You’re not being promoted.
“I had to be a manager at a single store, even though I wanted to be at headquarters, for the longest time. I should have been promoted more quickly than I was, and a lot of people told me it was time to leave. I ultimately left the company later, due to a better job opportunity, partly because I was frustrated with how long it took to go up the ladder in the first place. I think I was stagnating,” Kelly explains. Kelly believes she also might have been promoted more quickly had she been doing something she actually loved. “I wasn’t happy, so I didn’t give it my all,” she admits. If you’re not promoted, it may be because you’re unhappy, but it could also simply mean that the job doesn’t align well with your skill set, or your qualifications simply aren’t being recognized. Either way, it might be time to reevaluate.
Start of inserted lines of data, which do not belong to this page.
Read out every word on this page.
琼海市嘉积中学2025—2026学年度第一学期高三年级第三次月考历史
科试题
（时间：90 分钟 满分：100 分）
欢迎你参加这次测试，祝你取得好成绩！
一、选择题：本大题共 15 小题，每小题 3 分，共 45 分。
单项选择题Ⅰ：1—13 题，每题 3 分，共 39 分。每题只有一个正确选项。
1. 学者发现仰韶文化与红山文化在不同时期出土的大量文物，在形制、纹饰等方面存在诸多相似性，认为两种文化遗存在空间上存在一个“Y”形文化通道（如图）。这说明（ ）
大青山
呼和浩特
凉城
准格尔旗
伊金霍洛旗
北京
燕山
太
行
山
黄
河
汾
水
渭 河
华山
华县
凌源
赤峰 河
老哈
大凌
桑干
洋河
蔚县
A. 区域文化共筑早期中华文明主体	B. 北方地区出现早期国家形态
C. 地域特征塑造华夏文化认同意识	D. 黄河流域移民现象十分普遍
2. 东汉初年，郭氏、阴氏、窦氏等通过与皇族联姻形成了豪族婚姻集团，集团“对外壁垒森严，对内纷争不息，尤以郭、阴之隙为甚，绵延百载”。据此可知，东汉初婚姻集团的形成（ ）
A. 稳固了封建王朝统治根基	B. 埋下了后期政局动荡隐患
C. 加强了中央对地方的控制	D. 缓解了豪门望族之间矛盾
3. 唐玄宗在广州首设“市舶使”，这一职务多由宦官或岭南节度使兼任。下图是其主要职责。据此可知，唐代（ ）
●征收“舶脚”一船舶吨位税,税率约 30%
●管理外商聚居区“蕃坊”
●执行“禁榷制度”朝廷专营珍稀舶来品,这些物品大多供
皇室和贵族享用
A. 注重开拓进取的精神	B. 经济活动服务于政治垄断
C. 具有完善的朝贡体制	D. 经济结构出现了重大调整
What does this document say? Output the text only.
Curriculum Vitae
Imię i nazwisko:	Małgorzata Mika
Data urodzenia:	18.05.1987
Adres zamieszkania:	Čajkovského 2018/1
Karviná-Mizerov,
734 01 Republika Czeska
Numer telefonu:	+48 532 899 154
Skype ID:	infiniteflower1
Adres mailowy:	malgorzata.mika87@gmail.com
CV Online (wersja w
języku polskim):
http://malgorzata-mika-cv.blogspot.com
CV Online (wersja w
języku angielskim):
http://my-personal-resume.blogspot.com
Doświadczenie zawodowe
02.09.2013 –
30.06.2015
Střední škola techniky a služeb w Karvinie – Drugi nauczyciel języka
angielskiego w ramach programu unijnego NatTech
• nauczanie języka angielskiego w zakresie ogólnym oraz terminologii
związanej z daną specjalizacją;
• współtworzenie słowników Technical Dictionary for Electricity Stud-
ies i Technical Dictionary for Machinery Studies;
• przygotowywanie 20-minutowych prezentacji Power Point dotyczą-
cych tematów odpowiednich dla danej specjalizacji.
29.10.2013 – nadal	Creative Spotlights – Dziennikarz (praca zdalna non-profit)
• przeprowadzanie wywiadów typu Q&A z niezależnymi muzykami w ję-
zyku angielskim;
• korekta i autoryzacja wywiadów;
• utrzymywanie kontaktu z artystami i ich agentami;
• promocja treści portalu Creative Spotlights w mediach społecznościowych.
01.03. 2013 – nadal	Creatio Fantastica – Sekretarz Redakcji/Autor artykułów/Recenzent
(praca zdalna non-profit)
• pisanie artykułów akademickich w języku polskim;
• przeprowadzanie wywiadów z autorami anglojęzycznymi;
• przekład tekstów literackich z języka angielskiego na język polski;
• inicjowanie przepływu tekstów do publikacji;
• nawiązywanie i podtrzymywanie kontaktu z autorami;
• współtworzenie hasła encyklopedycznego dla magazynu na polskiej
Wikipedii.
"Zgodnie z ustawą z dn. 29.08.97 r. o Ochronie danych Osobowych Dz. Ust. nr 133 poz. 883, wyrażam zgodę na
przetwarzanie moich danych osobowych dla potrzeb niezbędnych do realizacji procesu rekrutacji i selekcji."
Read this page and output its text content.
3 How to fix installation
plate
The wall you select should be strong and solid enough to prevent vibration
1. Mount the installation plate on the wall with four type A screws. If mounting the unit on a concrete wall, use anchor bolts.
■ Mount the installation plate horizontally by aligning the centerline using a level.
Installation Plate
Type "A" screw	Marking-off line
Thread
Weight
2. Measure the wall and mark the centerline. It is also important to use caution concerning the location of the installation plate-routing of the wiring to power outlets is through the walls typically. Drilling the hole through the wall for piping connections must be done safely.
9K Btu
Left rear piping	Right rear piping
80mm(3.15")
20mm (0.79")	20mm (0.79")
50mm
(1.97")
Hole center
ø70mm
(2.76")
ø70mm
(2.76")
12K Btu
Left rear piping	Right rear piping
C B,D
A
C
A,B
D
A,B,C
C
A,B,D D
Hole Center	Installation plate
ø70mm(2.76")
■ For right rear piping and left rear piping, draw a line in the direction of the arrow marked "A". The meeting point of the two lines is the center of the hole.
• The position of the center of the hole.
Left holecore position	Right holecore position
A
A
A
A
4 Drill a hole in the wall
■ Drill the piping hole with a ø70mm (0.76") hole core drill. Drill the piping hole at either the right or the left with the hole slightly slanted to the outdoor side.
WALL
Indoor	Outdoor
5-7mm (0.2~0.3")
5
There’s a fine line between being bored easily, and actually being in a job you should leave. Be sure to carefully evaluate why you’re deciding to leave your job. Taylor recommends making a list of pros and cons as to why you should stay, and ensuring “you’ve confronted problems directly and uncovered every possible communications avenue, with everyone involved.” In other words, have you communicated your concerns to everyone possible, and done your best to remedy them? If so, then you can say with certainty that you’ve done everything you possibly could.
There’s a lot of job turnover with young employees today. According to the Future Workplace “Multiple Generations @ Work” survey. While there’s nothing wrong with this, per se, it’s always a great idea to stay in your job if it’s something you enjoy — and you see room for growth. Job hopping has its advantages, but when you can put in your time at a single company, you may find yourself reaping the rewards.
Still, when it’s time to leave, sometimes you just know. Marisa describes it as “this feeling I had that I just couldn’t imagine myself there anymore.” Whatever you decide, as long as you come up with a game plan for when you do leave, you’ll most likely find a way to make it work. There’s a good chance there’s something better just around the corner.